Attribution and Assessment
Thagard founds his theory on strict, empirically based neuroscience. His way of thinking is exemplified by his “Attribution Procedure,” an eight-step process for using what he calls “explanatory coherence” as a touchstone to establish “whether or not an animal or machine has a mental state, property, or process.” (Thagard, 2021, pp. 13–14).
For example, he offers twelve features of intelligence (i.e., problem solving, learning, understanding, reasoning, perceiving, planning, deciding, abstracting, creating, feeling, acting, communicating) and eight mechanisms to explain these features (i.e., images, concepts, rules, analogies, emotions, language, intentional action, consciousness). “All eight of these mental mechanisms can be carried out by a common set of neural mechanisms, many of which have been modeled computationally.”
This account of twelve features and eight mechanisms, Thagard says, “yields a twenty-item checklist for assessing intelligence in bots and beasts.” A similar way of thinking he applies to consciousness, stating that consciousness results from competition among neural representations (Thagard, 2021, pp. 3–4, 50, 49).
Scope and Implications
Claiming that his theory of consciousness possesses “the accuracy and breadth of application to mark a solid advance in the grand task of explaining how and why consciousness is so central to human life,” Thagard highlights an empirically supported explanation of consciousness resulting from the four brain mechanisms (i.e., neural representation, binding, coherence, and competition); application to a broad range of conscious experiences including smell, hunger, loneliness, self-awareness, religious experience, sports performance, and romantic chemistry; use of these four brain mechanisms to generate novel theories of dreaming, humor, and musical experience; a new theory of time consciousness; assessment of consciousness in non-human animals and machines, including the new generative AI models such as ChatGPT (√).

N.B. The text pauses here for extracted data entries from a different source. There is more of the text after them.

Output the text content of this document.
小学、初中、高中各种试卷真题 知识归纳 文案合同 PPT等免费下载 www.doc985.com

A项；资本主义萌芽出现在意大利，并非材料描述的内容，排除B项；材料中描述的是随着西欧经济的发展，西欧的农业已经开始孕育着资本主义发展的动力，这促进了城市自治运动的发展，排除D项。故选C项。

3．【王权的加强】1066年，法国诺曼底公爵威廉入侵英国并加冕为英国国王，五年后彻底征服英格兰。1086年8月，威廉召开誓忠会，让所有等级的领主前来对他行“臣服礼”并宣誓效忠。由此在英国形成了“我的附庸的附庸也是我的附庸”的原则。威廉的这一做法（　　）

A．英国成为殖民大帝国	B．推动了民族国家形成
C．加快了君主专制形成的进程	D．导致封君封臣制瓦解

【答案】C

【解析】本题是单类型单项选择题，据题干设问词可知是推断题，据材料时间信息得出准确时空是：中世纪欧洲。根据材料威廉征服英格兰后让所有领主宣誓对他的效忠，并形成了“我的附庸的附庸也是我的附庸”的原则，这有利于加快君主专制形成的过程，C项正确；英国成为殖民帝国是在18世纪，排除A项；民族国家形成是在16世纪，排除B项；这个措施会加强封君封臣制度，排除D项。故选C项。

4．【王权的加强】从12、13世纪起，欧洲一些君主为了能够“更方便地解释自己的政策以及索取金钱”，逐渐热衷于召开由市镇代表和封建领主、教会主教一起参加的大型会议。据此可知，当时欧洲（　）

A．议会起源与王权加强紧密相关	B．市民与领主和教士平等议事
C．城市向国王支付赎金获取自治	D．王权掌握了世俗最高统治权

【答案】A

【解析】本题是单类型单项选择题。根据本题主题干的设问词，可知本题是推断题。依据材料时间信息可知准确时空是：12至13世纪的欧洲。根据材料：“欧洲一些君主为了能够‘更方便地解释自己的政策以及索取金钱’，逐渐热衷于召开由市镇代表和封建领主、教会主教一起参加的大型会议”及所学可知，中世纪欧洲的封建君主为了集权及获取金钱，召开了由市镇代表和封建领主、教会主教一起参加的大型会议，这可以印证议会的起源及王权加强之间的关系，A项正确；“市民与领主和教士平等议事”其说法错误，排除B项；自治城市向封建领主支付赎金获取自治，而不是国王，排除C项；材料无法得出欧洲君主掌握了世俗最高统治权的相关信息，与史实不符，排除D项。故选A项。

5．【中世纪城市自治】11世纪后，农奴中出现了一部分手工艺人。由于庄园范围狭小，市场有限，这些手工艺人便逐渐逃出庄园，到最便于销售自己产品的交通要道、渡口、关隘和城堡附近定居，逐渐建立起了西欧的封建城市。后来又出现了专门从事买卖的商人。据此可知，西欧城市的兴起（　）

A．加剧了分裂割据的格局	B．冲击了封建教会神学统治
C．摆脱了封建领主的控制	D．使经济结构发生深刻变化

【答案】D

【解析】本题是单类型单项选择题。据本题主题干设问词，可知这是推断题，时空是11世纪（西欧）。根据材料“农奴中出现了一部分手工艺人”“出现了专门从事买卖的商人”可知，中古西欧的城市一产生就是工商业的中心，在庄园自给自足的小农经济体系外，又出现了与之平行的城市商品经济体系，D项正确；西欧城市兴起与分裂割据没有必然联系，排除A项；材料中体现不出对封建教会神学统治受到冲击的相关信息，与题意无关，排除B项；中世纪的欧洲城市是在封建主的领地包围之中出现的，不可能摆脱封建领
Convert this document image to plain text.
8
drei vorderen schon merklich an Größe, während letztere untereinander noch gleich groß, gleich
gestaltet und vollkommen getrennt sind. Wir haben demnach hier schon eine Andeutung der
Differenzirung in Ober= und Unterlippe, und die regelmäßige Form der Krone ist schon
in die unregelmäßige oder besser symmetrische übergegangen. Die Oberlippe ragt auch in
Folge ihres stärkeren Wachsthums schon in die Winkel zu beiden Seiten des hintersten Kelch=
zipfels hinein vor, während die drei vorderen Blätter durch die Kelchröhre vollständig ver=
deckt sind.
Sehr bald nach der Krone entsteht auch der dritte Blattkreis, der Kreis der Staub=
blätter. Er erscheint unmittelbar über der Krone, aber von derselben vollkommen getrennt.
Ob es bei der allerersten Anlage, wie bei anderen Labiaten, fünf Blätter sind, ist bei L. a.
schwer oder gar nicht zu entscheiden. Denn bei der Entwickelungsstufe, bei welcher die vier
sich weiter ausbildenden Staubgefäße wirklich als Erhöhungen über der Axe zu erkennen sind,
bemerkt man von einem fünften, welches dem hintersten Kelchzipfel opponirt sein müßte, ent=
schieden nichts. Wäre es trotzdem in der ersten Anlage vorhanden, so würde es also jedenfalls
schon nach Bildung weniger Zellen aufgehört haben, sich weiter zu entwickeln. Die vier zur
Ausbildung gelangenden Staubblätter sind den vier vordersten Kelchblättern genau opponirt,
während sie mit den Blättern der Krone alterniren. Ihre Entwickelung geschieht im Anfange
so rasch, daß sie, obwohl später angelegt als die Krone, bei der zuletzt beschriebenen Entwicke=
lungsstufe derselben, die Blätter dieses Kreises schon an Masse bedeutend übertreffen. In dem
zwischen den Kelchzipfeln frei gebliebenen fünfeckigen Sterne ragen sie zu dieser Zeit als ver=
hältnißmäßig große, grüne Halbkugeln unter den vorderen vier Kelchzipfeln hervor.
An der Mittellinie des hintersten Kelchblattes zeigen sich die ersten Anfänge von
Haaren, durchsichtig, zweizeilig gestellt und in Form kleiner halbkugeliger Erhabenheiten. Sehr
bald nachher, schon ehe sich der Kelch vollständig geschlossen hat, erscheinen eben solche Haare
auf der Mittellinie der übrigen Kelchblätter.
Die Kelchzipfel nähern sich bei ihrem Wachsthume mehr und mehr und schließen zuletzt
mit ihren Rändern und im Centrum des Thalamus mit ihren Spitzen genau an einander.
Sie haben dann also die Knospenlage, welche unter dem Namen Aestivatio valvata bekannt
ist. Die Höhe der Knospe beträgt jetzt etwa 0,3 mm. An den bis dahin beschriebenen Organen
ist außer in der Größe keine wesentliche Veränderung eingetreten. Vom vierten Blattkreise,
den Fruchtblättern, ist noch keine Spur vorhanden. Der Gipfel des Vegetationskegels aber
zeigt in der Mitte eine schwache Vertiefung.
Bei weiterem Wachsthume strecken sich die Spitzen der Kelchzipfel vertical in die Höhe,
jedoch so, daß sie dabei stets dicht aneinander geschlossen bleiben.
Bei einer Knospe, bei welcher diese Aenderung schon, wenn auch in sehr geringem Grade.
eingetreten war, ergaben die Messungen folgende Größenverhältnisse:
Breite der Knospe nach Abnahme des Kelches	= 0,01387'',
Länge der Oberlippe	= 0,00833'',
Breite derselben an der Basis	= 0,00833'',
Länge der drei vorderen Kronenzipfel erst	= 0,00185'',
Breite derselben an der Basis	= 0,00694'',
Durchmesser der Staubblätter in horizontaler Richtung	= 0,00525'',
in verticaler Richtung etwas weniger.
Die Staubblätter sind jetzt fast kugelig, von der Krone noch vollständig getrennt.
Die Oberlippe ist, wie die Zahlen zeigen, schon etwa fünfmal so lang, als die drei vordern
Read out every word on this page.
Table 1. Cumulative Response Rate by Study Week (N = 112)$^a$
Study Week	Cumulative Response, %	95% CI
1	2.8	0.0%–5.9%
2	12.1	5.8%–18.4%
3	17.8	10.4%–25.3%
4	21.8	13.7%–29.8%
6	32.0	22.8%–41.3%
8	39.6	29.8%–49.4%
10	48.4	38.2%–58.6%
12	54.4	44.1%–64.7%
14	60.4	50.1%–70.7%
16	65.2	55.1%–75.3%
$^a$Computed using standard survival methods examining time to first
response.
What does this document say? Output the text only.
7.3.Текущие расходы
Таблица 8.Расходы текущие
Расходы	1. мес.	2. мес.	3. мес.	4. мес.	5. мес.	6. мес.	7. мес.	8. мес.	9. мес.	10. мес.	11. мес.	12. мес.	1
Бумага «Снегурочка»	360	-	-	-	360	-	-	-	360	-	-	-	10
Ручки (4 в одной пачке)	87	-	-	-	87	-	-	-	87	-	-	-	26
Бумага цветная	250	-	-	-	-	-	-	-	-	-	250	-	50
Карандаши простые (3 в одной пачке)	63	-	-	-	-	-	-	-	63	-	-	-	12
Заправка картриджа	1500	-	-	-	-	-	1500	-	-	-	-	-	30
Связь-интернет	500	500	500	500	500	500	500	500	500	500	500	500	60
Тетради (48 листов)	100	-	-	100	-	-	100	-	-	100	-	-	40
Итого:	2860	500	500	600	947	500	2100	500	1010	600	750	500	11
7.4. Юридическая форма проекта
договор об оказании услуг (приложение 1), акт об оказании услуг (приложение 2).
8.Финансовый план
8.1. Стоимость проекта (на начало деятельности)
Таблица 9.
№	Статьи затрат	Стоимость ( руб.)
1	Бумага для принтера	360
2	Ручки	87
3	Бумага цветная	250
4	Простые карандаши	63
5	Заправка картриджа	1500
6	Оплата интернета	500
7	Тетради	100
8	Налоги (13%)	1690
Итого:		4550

Working together, these four brain mechanisms, Thagard says, “explain the full range of consciousness in humans and other animals, and show why plants, bacteria, and ordinary things lack consciousness.” No current computers are conscious, he asserts, using a checklist of features and mechanisms of consciousness, “but the new generative models in artificial intelligence have similar mechanisms to humans that might enable some degree of consciousness.”
He concludes with high physicalist confidence: “Consciousness does not need to be a mystery once we understand how brains build it” (Thagard, 2025).